Commonwealth Heads of Government in the The Declaration of Port of Spain affirmed the key role of partnerships in forging a more sustainable and equitable future for all people.

 

Leaders agreed to admit Rwanda which becomes the 54th member of the Commonwealth. Commonwealth Secretary-General Kamalesh Sharma telephoned Rwanda’s President, Paul Kagame, late on 28 November 2009 to convey the leaders’ decision. 

The Commonwealth Heads of Government welcomed the emphasis on young people in its Declaration on young people , titled ‘Investing in young people’.  They "welcomed the emphasis on young people with its theme of thecommonwealth@60: ‘serving a new generation’..." and "acknowledged "with gratitude the role and active contributions of young people in promoting development, peace, democracy, and in protecting and promoting other Commonwealth values such as tolerance and understanding, including respect for other cultures. We recognise that the future successes of the Commonwealth rest with the continued commitments and contributions in these ways of our young people."

The Declaration noted "the principles of youth development endorsed by Commonwealth Youth Ministers, and affirm our own support for the Commonwealth Plan of Action for Youth Empowerment." 

Gender equality is one of the fundamental principles of the Commonwealth. The Commonwealth’s work towards advancing gender equality is guided by the Commonwealth Plan of Action for Gender Equality 2005-2015. To take stock of the real impact on the lives of women in the Commonwealth, a Mid Term Review of its Plan of Action for Gender Equality 2005-2015 was launched.

Other highlights:

  • Heads urged the Secretary-General to work with Commonwealth countries to “develop options for strengthening the relationship between Commonwealth members and the G-20 as well as with other relevant multilateral fora.”

  • Commonwealth leaders called on the Secretariat to provide assistance to countries keen on sharing information on issues relating to the Reform of International Institutions.

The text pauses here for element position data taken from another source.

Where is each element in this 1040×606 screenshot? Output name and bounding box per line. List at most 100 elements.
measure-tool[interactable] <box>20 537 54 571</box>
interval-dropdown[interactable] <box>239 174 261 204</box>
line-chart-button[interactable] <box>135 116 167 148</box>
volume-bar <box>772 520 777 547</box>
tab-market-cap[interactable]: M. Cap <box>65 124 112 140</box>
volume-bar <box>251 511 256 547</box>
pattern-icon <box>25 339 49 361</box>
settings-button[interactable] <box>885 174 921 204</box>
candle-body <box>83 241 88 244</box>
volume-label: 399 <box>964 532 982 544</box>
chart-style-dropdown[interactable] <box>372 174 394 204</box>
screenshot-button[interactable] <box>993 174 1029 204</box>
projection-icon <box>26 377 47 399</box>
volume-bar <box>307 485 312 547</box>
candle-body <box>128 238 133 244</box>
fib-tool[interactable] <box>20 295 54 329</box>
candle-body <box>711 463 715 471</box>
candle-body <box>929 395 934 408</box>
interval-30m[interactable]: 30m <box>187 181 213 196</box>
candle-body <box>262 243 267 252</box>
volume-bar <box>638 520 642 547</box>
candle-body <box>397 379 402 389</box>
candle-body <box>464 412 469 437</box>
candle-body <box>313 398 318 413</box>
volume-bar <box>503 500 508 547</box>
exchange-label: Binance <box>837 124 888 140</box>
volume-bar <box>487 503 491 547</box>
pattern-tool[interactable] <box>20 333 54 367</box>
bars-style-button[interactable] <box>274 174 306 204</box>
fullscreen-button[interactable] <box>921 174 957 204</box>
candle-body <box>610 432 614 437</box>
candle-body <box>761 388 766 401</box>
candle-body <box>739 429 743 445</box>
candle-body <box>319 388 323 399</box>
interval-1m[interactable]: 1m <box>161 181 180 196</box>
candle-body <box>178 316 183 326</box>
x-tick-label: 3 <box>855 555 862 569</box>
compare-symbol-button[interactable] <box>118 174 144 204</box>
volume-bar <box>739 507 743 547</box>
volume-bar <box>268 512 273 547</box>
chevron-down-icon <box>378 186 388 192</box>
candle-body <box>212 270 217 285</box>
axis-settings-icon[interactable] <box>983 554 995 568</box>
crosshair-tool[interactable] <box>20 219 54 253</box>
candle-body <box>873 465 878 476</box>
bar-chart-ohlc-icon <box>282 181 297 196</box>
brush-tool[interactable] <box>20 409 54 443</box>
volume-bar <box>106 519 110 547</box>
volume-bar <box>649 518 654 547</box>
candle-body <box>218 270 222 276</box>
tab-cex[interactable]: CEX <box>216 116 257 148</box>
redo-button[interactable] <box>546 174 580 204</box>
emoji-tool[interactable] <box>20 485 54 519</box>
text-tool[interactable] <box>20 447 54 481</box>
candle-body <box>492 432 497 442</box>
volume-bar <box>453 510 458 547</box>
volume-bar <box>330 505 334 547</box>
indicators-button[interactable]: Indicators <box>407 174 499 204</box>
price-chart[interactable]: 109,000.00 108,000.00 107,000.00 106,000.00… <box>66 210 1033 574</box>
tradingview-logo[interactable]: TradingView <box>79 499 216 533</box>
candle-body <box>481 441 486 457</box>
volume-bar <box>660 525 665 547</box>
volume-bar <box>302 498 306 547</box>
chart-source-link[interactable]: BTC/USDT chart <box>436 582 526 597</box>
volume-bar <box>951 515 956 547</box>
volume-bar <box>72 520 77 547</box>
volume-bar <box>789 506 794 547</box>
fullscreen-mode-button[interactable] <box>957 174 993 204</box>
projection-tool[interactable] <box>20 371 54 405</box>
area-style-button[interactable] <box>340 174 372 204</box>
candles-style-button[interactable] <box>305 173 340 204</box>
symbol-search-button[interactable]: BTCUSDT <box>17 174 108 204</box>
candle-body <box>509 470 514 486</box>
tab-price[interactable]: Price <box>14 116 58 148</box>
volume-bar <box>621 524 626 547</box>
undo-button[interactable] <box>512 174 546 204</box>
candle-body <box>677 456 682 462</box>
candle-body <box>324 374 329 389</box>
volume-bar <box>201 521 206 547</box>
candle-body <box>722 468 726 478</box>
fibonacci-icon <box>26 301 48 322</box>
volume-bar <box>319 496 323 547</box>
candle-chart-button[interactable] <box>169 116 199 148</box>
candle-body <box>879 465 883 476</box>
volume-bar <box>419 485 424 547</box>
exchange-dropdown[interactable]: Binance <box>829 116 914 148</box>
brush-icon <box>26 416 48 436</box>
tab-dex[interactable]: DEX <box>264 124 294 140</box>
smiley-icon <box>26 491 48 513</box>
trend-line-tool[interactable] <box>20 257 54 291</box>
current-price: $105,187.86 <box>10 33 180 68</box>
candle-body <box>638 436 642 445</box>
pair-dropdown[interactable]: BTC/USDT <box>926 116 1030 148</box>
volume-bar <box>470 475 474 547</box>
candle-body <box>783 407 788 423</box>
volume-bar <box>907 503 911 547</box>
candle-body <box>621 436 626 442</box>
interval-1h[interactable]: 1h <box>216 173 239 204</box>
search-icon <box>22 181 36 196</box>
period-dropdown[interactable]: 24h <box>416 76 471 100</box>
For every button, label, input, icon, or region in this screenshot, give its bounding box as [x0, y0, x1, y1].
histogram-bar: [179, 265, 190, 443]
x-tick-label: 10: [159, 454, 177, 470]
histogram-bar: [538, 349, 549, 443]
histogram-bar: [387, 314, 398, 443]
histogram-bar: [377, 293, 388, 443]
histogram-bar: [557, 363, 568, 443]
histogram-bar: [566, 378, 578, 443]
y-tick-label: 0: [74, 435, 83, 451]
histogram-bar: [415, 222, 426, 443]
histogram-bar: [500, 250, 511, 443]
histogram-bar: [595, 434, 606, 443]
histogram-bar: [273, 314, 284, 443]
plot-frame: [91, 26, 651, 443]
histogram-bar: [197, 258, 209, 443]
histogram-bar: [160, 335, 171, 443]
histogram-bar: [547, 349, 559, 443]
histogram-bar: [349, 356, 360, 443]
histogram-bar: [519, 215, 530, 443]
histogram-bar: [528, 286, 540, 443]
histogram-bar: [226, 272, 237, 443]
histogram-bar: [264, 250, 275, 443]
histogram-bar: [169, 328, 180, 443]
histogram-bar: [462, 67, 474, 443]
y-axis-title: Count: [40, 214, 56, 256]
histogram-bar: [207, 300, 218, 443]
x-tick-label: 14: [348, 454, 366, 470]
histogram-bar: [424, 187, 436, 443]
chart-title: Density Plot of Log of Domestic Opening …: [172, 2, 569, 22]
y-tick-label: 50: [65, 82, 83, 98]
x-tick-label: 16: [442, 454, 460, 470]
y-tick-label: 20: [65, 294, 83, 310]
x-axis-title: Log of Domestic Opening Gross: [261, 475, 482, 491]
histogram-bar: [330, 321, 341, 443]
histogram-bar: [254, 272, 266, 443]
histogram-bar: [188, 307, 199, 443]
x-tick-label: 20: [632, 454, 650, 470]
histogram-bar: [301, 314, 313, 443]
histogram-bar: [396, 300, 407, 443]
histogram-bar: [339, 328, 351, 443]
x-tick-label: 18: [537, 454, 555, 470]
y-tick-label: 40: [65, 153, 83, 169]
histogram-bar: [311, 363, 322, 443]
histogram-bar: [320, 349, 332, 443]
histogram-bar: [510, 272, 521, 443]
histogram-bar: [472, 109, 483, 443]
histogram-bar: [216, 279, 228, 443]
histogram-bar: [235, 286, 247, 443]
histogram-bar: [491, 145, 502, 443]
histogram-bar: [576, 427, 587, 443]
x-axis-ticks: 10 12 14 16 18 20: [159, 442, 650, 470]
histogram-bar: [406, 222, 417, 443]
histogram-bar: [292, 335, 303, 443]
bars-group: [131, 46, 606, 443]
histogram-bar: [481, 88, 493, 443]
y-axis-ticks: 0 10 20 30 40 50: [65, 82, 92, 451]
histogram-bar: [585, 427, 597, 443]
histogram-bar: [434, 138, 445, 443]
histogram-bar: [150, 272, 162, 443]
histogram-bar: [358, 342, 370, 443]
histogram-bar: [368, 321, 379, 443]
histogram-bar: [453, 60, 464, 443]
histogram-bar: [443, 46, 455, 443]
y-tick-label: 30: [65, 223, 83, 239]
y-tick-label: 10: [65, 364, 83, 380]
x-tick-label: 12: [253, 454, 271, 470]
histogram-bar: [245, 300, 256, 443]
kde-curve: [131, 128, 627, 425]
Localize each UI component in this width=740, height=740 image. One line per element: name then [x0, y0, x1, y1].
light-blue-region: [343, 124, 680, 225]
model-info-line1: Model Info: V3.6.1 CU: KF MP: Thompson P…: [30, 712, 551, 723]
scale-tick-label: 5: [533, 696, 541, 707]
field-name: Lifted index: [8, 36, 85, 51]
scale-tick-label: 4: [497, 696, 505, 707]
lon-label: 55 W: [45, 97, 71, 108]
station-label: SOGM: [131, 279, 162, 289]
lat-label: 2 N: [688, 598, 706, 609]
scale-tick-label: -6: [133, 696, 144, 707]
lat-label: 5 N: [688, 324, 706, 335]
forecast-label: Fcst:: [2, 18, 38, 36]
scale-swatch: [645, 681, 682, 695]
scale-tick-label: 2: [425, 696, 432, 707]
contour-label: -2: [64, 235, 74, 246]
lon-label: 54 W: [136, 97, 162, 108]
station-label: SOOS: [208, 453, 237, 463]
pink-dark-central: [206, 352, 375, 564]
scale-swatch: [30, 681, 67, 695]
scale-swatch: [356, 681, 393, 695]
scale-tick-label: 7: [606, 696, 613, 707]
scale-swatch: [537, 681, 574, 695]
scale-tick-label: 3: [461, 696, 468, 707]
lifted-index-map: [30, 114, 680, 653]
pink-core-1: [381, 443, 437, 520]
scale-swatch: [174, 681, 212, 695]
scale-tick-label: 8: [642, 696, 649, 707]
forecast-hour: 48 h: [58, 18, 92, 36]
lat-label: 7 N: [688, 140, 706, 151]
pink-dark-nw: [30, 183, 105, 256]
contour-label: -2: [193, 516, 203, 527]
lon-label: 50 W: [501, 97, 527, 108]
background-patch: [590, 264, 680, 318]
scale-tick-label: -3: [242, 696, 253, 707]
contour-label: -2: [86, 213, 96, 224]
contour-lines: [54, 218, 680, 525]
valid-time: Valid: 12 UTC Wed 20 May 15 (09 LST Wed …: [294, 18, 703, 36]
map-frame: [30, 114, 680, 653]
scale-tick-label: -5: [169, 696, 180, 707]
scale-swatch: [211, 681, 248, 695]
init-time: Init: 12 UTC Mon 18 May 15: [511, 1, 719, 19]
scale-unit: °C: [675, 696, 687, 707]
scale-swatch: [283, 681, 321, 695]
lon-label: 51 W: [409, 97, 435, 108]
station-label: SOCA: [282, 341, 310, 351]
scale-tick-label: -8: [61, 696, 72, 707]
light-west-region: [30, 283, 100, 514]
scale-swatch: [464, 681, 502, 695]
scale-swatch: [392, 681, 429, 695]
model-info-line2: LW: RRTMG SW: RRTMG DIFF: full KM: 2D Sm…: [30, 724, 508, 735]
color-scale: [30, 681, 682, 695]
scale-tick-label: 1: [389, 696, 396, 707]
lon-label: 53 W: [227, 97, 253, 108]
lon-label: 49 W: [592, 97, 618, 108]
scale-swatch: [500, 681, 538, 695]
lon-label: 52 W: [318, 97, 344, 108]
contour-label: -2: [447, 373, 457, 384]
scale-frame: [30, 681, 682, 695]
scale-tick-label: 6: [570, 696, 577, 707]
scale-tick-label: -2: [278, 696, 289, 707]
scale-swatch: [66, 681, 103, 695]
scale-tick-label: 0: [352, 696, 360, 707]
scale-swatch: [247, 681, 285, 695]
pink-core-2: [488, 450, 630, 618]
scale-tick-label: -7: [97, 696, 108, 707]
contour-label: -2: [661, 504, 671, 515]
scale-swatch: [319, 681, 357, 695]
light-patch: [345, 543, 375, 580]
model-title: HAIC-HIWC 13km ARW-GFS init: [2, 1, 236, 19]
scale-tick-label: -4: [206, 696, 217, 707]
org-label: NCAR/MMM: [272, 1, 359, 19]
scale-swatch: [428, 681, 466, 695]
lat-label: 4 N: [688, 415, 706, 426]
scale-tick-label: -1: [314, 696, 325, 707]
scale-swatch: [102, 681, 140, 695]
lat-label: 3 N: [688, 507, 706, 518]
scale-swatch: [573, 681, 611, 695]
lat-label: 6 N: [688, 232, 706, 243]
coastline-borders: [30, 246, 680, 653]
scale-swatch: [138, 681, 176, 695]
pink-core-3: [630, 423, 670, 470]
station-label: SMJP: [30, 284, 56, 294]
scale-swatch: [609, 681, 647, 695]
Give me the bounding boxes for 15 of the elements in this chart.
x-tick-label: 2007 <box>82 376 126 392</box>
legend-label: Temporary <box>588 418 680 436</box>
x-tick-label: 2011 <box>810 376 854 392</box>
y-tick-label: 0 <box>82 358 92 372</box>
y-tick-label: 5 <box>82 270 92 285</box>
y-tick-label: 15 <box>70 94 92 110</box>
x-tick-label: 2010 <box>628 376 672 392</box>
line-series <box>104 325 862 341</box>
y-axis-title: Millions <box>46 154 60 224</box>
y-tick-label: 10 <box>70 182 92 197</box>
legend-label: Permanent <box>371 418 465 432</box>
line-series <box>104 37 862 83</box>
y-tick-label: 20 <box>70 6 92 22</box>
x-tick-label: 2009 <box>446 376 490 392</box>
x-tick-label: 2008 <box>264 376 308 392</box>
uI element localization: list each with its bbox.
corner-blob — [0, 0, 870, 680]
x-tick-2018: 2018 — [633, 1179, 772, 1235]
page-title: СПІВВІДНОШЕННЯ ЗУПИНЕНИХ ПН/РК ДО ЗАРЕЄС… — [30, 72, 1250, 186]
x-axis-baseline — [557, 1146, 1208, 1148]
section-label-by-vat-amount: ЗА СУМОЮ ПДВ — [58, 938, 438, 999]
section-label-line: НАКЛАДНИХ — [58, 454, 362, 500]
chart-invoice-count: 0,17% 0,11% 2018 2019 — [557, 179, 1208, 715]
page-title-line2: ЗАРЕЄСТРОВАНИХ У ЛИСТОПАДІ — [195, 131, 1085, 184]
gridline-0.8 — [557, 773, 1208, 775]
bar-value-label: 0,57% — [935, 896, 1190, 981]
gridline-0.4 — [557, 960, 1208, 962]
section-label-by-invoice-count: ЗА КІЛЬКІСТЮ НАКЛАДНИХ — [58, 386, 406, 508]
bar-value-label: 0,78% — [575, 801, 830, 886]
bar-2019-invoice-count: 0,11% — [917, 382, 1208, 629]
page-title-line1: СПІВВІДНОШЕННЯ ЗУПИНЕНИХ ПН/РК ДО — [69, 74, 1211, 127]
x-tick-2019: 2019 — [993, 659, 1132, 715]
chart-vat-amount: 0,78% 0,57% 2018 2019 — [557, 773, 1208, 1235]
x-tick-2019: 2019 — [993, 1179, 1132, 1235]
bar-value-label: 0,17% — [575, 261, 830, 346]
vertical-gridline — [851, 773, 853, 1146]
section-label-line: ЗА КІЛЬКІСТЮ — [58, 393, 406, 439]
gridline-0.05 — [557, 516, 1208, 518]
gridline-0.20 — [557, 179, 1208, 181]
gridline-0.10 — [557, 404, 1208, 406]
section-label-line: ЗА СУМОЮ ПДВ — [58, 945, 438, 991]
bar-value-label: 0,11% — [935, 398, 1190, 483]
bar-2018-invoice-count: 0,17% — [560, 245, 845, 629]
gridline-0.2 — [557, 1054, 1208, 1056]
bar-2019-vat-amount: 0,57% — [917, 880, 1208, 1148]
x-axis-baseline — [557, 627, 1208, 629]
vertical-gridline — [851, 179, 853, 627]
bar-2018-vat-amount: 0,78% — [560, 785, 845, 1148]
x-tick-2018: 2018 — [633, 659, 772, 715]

  • The Secretariat was requested to continue implementing all elements of the Lake Victoria Commonwealth Climate Change Action Plan, with a particular emphasis on “supporting small states and least developed countries in advancing their own strategies and policy frameworks on adaptation and towards carbon-neutral and climate-resilient economies.” The Secretary-General was also asked to explore “the potential for a partnership between the Commonwealth, the World Bank and others, to provide specific programmes of support to vulnerable countries”.

  • Heads urged “the Secretariat to continue work in all the areas that would assist small states in their endeavour to implement crisis-resilient growth and development strategies.”

The CHOGM is the supreme body of the Commonwealth. It is convened every two years to review global, political and economic developments and to conduct a strategic overview of the Commonwealth's work in support of the interests of member countries.

The objective of this Summit is to engage leaders of the Commonwealth in discussing global and Commonwealth issues and to agree upon collective policies and initiatives. All nations, regardless of size, have an equal say and vote at this meeting. All CHOGM decisions and initiatives are reached only by consensus.

CHOGMs are distinct from other international meetings in that heads of government meet in an informal retreat setting.